Türkiye’deki üniversite kütüphanelerinin durumunun, kütüphaneleri oluşturan farklı unsurlar incelenerek ortaya konabileceğini söyleyen Sami Çukadar, bu unsurların bina, personel, koleksiyon, kullanıcı ve bütçeden oluştuğunu belirtiyor. Üniversite kütüphanelerinin amaca uygun hizmet verebilmesinin, kütüphane binalarının, kullanıcıların gereksinimlerini karşılayacak şekilde yapılmasına bağlı olduğunu dile getiren Çukadar, konuyla ilgili şunları söylüyor: “Kütüphane binaları yapılırken ideal nem, sıcaklık ve ses düzeyi standartları göz önünde bulundurulmalı. Kütüphane çalışanları, üniversitelerin ‘Bilgi ve Belge Yönetimi’ bölümlerinden mezun, alanında yetkin olmalı, bilgi teknolojilerini kullanabilmeli, yeni ortaya çıkan teknolojileri takip edebilmeli ve kendisini ortaya çıkan yeni teknolojilere adapte edebilmelidir. Üniversite kütüphaneleri kullanıcılarının gereksinim duyduğu her türlü bilgi kaynağını sağlamak zorundadır. Günümüzde kütüphane koleksiyonları her türlü yazılı, basılı ve elektronik ortamda yaratılmış kaynaklardan oluşuyor. Kütüphane koleksiyonları oluşturulurken çok bilinçli bir seçim yapılmalı. Kütüphanelerin ihtiyaç duyduğu koleksiyonları oluşturabilmesi için iyi bir bütçeye sahip olması gerekiyor. Maalesef var olan duruma bakıldığında Türkiye’de üniversite kütüphanelerine ayrılan bütçenin, kütüphanelerin içinde bulunduğu şartlar ve verdikleri hizmet değerlendirildiğinde yetersiz olduğu görülüyor.

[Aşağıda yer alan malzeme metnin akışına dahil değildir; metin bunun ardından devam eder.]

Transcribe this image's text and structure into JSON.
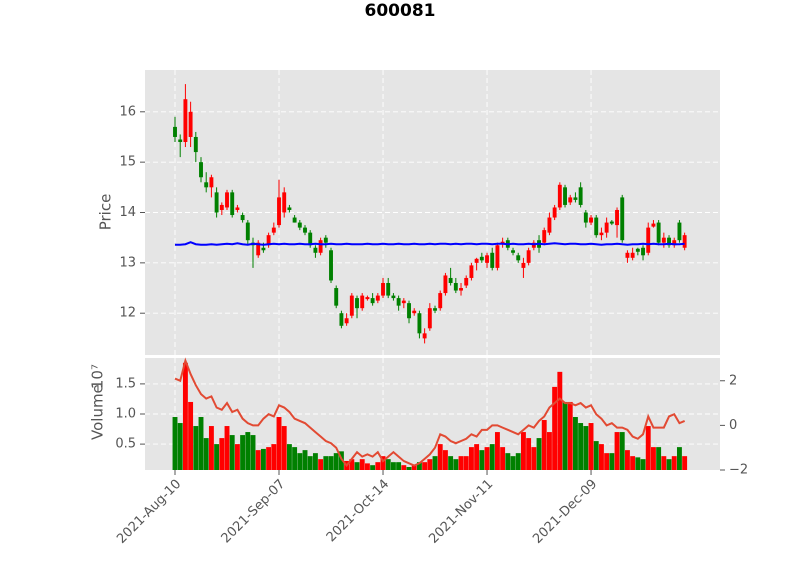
{
  "chart_data": {
    "type": "candlestick",
    "title": "600081",
    "ylabel": "Price",
    "ylim": [
      11.17,
      16.83
    ],
    "yticks": [
      12,
      13,
      14,
      15,
      16
    ],
    "xlim": [
      -5.77,
      104.8
    ],
    "xticks": [
      {
        "value": 0,
        "label": "2021-Aug-10"
      },
      {
        "value": 20,
        "label": "2021-Sep-07"
      },
      {
        "value": 40,
        "label": "2021-Oct-14"
      },
      {
        "value": 60,
        "label": "2021-Nov-11"
      },
      {
        "value": 80,
        "label": "2021-Dec-09"
      }
    ],
    "grid": true,
    "up_color": "#ff0000",
    "down_color": "#008000",
    "ohlc": [
      [
        15.7,
        15.9,
        15.4,
        15.5
      ],
      [
        15.45,
        15.55,
        15.1,
        15.4
      ],
      [
        15.4,
        16.55,
        15.3,
        16.25
      ],
      [
        15.5,
        16.2,
        15.3,
        16.0
      ],
      [
        15.5,
        15.6,
        15.0,
        15.2
      ],
      [
        15.0,
        15.1,
        14.6,
        14.7
      ],
      [
        14.6,
        14.8,
        14.4,
        14.5
      ],
      [
        14.5,
        14.75,
        14.3,
        14.7
      ],
      [
        14.4,
        14.5,
        13.9,
        14.0
      ],
      [
        14.05,
        14.2,
        13.95,
        14.15
      ],
      [
        14.1,
        14.45,
        14.05,
        14.4
      ],
      [
        14.4,
        14.45,
        13.9,
        13.95
      ],
      [
        14.05,
        14.15,
        14.0,
        14.1
      ],
      [
        13.95,
        14.0,
        13.8,
        13.85
      ],
      [
        13.8,
        13.85,
        13.35,
        13.45
      ],
      [
        13.4,
        13.5,
        12.9,
        13.35
      ],
      [
        13.15,
        13.45,
        13.1,
        13.4
      ],
      [
        13.3,
        13.4,
        13.2,
        13.25
      ],
      [
        13.35,
        13.6,
        13.3,
        13.55
      ],
      [
        13.6,
        13.8,
        13.55,
        13.7
      ],
      [
        13.75,
        14.65,
        13.7,
        14.3
      ],
      [
        14.0,
        14.5,
        13.9,
        14.4
      ],
      [
        14.1,
        14.15,
        14.0,
        14.05
      ],
      [
        13.9,
        13.95,
        13.8,
        13.8
      ],
      [
        13.8,
        13.85,
        13.65,
        13.7
      ],
      [
        13.7,
        13.75,
        13.55,
        13.6
      ],
      [
        13.6,
        13.65,
        13.3,
        13.35
      ],
      [
        13.3,
        13.35,
        13.1,
        13.2
      ],
      [
        13.2,
        13.5,
        13.15,
        13.45
      ],
      [
        13.5,
        13.55,
        13.3,
        13.4
      ],
      [
        13.25,
        13.3,
        12.6,
        12.65
      ],
      [
        12.5,
        12.55,
        12.1,
        12.15
      ],
      [
        12.0,
        12.05,
        11.7,
        11.75
      ],
      [
        11.8,
        12.0,
        11.75,
        11.9
      ],
      [
        11.95,
        12.4,
        11.9,
        12.35
      ],
      [
        12.3,
        12.35,
        11.9,
        12.1
      ],
      [
        12.1,
        12.4,
        12.05,
        12.35
      ],
      [
        12.28,
        12.35,
        12.25,
        12.32
      ],
      [
        12.3,
        12.4,
        12.15,
        12.2
      ],
      [
        12.25,
        12.4,
        12.2,
        12.35
      ],
      [
        12.35,
        12.7,
        12.3,
        12.6
      ],
      [
        12.6,
        12.7,
        12.3,
        12.35
      ],
      [
        12.35,
        12.4,
        12.25,
        12.3
      ],
      [
        12.3,
        12.35,
        12.05,
        12.15
      ],
      [
        12.2,
        12.3,
        12.1,
        12.25
      ],
      [
        12.2,
        12.25,
        11.8,
        11.9
      ],
      [
        12.0,
        12.1,
        11.95,
        12.05
      ],
      [
        12.0,
        12.05,
        11.5,
        11.6
      ],
      [
        11.5,
        11.7,
        11.4,
        11.6
      ],
      [
        11.7,
        12.2,
        11.65,
        12.1
      ],
      [
        12.1,
        12.15,
        12.0,
        12.05
      ],
      [
        12.1,
        12.45,
        12.05,
        12.4
      ],
      [
        12.4,
        12.8,
        12.35,
        12.75
      ],
      [
        12.7,
        12.9,
        12.55,
        12.6
      ],
      [
        12.6,
        12.7,
        12.4,
        12.45
      ],
      [
        12.45,
        12.6,
        12.35,
        12.5
      ],
      [
        12.55,
        12.75,
        12.5,
        12.7
      ],
      [
        12.7,
        13.0,
        12.65,
        12.95
      ],
      [
        13.0,
        13.1,
        12.85,
        13.08
      ],
      [
        13.12,
        13.2,
        13.0,
        13.05
      ],
      [
        13.0,
        13.2,
        12.9,
        13.15
      ],
      [
        13.2,
        13.3,
        12.85,
        12.9
      ],
      [
        12.9,
        13.4,
        12.85,
        13.35
      ],
      [
        13.38,
        13.5,
        13.3,
        13.42
      ],
      [
        13.45,
        13.5,
        13.25,
        13.3
      ],
      [
        13.25,
        13.3,
        13.15,
        13.2
      ],
      [
        13.15,
        13.2,
        13.0,
        13.05
      ],
      [
        12.9,
        13.1,
        12.7,
        13.0
      ],
      [
        13.0,
        13.3,
        12.95,
        13.25
      ],
      [
        13.3,
        13.45,
        13.25,
        13.4
      ],
      [
        13.45,
        13.55,
        13.2,
        13.3
      ],
      [
        13.4,
        13.7,
        13.35,
        13.65
      ],
      [
        13.6,
        14.0,
        13.55,
        13.9
      ],
      [
        13.9,
        14.15,
        13.85,
        14.1
      ],
      [
        14.1,
        14.6,
        14.05,
        14.55
      ],
      [
        14.5,
        14.55,
        14.1,
        14.15
      ],
      [
        14.2,
        14.35,
        14.15,
        14.3
      ],
      [
        14.3,
        14.4,
        14.2,
        14.25
      ],
      [
        14.5,
        14.6,
        14.1,
        14.15
      ],
      [
        14.0,
        14.05,
        13.7,
        13.8
      ],
      [
        13.8,
        13.95,
        13.75,
        13.9
      ],
      [
        13.9,
        13.95,
        13.5,
        13.55
      ],
      [
        13.55,
        13.7,
        13.45,
        13.6
      ],
      [
        13.6,
        13.9,
        13.5,
        13.8
      ],
      [
        13.82,
        13.85,
        13.75,
        13.78
      ],
      [
        13.75,
        14.1,
        13.5,
        14.05
      ],
      [
        14.3,
        14.35,
        13.4,
        13.45
      ],
      [
        13.1,
        13.25,
        13.0,
        13.2
      ],
      [
        13.1,
        13.3,
        13.05,
        13.2
      ],
      [
        13.28,
        13.3,
        13.15,
        13.22
      ],
      [
        13.3,
        13.35,
        13.05,
        13.15
      ],
      [
        13.2,
        13.8,
        13.15,
        13.7
      ],
      [
        13.72,
        13.85,
        13.7,
        13.78
      ],
      [
        13.8,
        13.85,
        13.35,
        13.4
      ],
      [
        13.4,
        13.6,
        13.3,
        13.5
      ],
      [
        13.5,
        13.55,
        13.3,
        13.35
      ],
      [
        13.35,
        13.5,
        13.3,
        13.45
      ],
      [
        13.8,
        13.85,
        13.4,
        13.45
      ],
      [
        13.3,
        13.6,
        13.25,
        13.55
      ]
    ],
    "line": {
      "color": "#0000ff",
      "values": [
        13.36,
        13.36,
        13.37,
        13.41,
        13.37,
        13.36,
        13.36,
        13.37,
        13.36,
        13.37,
        13.38,
        13.37,
        13.39,
        13.37,
        13.36,
        13.38,
        13.37,
        13.36,
        13.37,
        13.38,
        13.37,
        13.38,
        13.37,
        13.37,
        13.38,
        13.37,
        13.37,
        13.38,
        13.37,
        13.37,
        13.38,
        13.37,
        13.37,
        13.38,
        13.37,
        13.37,
        13.37,
        13.38,
        13.37,
        13.37,
        13.38,
        13.37,
        13.37,
        13.38,
        13.37,
        13.37,
        13.38,
        13.37,
        13.37,
        13.38,
        13.37,
        13.38,
        13.38,
        13.37,
        13.38,
        13.37,
        13.38,
        13.38,
        13.37,
        13.38,
        13.38,
        13.37,
        13.38,
        13.38,
        13.37,
        13.38,
        13.37,
        13.37,
        13.38,
        13.37,
        13.38,
        13.37,
        13.38,
        13.39,
        13.38,
        13.37,
        13.38,
        13.38,
        13.37,
        13.37,
        13.38,
        13.37,
        13.36,
        13.37,
        13.37,
        13.38,
        13.37,
        13.36,
        13.37,
        13.37,
        13.38,
        13.37,
        13.38,
        13.37,
        13.37,
        13.38,
        13.37,
        13.37,
        13.38
      ]
    },
    "volume": {
      "ylabel": "Volume",
      "offset_text": "10⁷",
      "ylim": [
        0.07,
        1.93
      ],
      "yticks": [
        0.5,
        {
          "value": 1.0,
          "label": "1.0"
        },
        1.5
      ],
      "y2lim": [
        -2,
        3.02
      ],
      "y2ticks": [
        {
          "value": -2,
          "label": "−2"
        },
        0,
        2
      ],
      "values": [
        0.95,
        0.85,
        1.85,
        1.2,
        0.8,
        0.95,
        0.6,
        0.8,
        0.5,
        0.6,
        0.8,
        0.65,
        0.5,
        0.65,
        0.7,
        0.65,
        0.4,
        0.42,
        0.45,
        0.5,
        0.95,
        0.8,
        0.5,
        0.45,
        0.35,
        0.4,
        0.3,
        0.35,
        0.25,
        0.3,
        0.3,
        0.35,
        0.38,
        0.22,
        0.25,
        0.2,
        0.25,
        0.18,
        0.15,
        0.2,
        0.3,
        0.25,
        0.2,
        0.2,
        0.15,
        0.12,
        0.15,
        0.2,
        0.2,
        0.25,
        0.3,
        0.5,
        0.4,
        0.3,
        0.25,
        0.3,
        0.3,
        0.45,
        0.5,
        0.4,
        0.45,
        0.5,
        0.7,
        0.45,
        0.35,
        0.3,
        0.35,
        0.7,
        0.6,
        0.45,
        0.6,
        0.9,
        0.7,
        1.45,
        1.7,
        1.2,
        1.2,
        0.95,
        0.85,
        0.8,
        0.85,
        0.55,
        0.5,
        0.35,
        0.35,
        0.7,
        0.7,
        0.4,
        0.3,
        0.28,
        0.25,
        0.8,
        0.45,
        0.45,
        0.3,
        0.25,
        0.3,
        0.45,
        0.3
      ],
      "line": {
        "color": "#e24a33",
        "values": [
          2.1,
          2.0,
          2.9,
          2.3,
          1.8,
          1.4,
          1.2,
          1.3,
          0.8,
          0.7,
          1.0,
          0.6,
          0.7,
          0.3,
          0.1,
          0.0,
          0.0,
          0.3,
          0.5,
          0.4,
          0.9,
          0.8,
          0.6,
          0.3,
          0.2,
          0.1,
          -0.1,
          -0.3,
          -0.5,
          -0.7,
          -0.8,
          -1.0,
          -1.5,
          -1.8,
          -1.5,
          -1.2,
          -1.4,
          -1.3,
          -1.4,
          -1.2,
          -1.6,
          -1.4,
          -1.2,
          -1.4,
          -1.6,
          -1.7,
          -1.8,
          -1.7,
          -1.5,
          -1.3,
          -1.0,
          -0.4,
          -0.5,
          -0.7,
          -0.8,
          -0.7,
          -0.6,
          -0.4,
          -0.5,
          -0.2,
          -0.2,
          0.0,
          0.0,
          -0.1,
          -0.2,
          -0.3,
          -0.4,
          -0.2,
          0.0,
          -0.1,
          0.2,
          0.4,
          0.8,
          1.0,
          1.2,
          1.0,
          1.0,
          0.9,
          1.0,
          0.8,
          0.9,
          0.5,
          0.3,
          0.0,
          0.1,
          -0.1,
          -0.1,
          -0.2,
          -0.5,
          -0.6,
          -0.4,
          0.4,
          -0.1,
          -0.1,
          -0.1,
          0.4,
          0.5,
          0.1,
          0.2
        ]
      }
    }
  }
}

Bilgi kütüphanesi olarak bütün çalışanlarımızı “Bilgi ve Belge Yönetimi” bölümü mezunlarından seçiyor ve kendilerini geliştirmeleri konusunda her türlü desteği veriyoruz. Yüksek lisans yapmalarına destek oluyoruz. Ayrıca Erasmus Personel Hareketliliği programı kapsamında personelimizi yurtdışındaki kütüphanelere gönderiyoruz. Kullanıcılarımızın gereksinim duyduğu her türlü bilgi kaynağını sağlıyoruz.”